Nach wenigen Tagen erreichte er schließlich Glastonbury. Der Duft von Marihuana und Räucherstäbchen wehte ihm in die Nase, in den Straßen scharwenzelten Hippies und Barden übten ihren Minnesang. An den Ruinen der Abtei machte der Germanenritter halt. Ein angetrunkener Benediktinermönch stolperte ihm mit einem Bierkrug in der Hand entgegen. "Guter Mönch, sagt, was wisst Ihr über König Artus?" fragte der Ritter. "Welcome to Avalon, hicks, frag ihn selber, der liegt dahinten", bekam er nur zur Antwort, bevor der Benediktiner sich an einer Mauer hinfläzte und einschlief. "Ist es möglich, lebt er noch hier?", dachte der Ritter aufgeregt. Seine Anspannung wuchs, eilig folgte er dem Zeig des Mönchs, ging hinein auf das Abtei-Gelände und durchforstete die Gebäude nach König Artus.
Kaum hatte er die Liebfrauenkapelle durchquert und sich den abgemagerten Mauern der einstmals stolzen Abtei genähert, stutzte er. Vor ihm lag ein mit Blumen geschmücktes Grab, darüber ein Schild. "Site of King Arthur's Tomb" stand darauf. Hier sollen sie einst gelegen haben, die sterblichen Überreste des legendären Artus und seiner geliebten Guinevere - dann im 16. Jahrhundert verschwunden durch die Auflösung der Abtei.
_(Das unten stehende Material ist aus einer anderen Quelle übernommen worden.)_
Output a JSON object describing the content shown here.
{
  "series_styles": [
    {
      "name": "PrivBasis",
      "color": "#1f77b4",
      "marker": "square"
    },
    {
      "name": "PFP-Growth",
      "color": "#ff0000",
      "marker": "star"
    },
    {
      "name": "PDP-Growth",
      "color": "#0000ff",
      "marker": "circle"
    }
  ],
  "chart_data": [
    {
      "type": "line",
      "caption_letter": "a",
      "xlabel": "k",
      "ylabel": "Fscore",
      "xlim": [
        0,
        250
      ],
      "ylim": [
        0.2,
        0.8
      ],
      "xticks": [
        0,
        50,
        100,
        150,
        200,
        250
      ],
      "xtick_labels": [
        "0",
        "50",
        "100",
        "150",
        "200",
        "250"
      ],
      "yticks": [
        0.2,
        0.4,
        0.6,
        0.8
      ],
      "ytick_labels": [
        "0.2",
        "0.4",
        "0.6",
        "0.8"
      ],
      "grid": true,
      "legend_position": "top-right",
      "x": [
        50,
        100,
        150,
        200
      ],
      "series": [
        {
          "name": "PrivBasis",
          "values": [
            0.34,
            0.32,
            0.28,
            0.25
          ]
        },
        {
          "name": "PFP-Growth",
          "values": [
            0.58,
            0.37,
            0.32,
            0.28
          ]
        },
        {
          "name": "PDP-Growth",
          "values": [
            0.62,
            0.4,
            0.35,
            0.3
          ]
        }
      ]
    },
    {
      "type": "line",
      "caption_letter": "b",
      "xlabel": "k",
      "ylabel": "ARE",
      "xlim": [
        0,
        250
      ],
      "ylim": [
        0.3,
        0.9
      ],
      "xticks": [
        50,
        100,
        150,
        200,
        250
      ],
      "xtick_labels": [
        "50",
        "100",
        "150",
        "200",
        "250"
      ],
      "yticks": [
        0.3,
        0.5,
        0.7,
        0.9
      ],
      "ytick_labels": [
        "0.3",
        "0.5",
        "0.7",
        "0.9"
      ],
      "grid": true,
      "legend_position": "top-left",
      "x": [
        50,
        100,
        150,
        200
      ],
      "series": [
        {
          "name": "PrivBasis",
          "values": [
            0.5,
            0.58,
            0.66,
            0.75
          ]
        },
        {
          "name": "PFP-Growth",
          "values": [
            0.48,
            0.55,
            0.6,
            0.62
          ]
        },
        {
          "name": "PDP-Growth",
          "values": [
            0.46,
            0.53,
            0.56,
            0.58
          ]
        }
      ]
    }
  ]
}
Der Germanenritter sank auf die Knie, seine Suche schien beendet. Stumm verharrte er, betrachtete länger das kleine Schild vor ihn, dann glitt sein Blick von den Blumen auf die Ruinen um ihn herum. "Vielleicht wird König Artus eines Tages wiederkommen", hörte er ein leises Flüstern in seinem Kopf. "Denn ein Mythos stirbt nie." Der Germanenritter lachte leise, stand auf und zog von da an weiter durchs Land, beharrlich auf der Suche nach dem Gral und weiteren Insignien des alten Königs.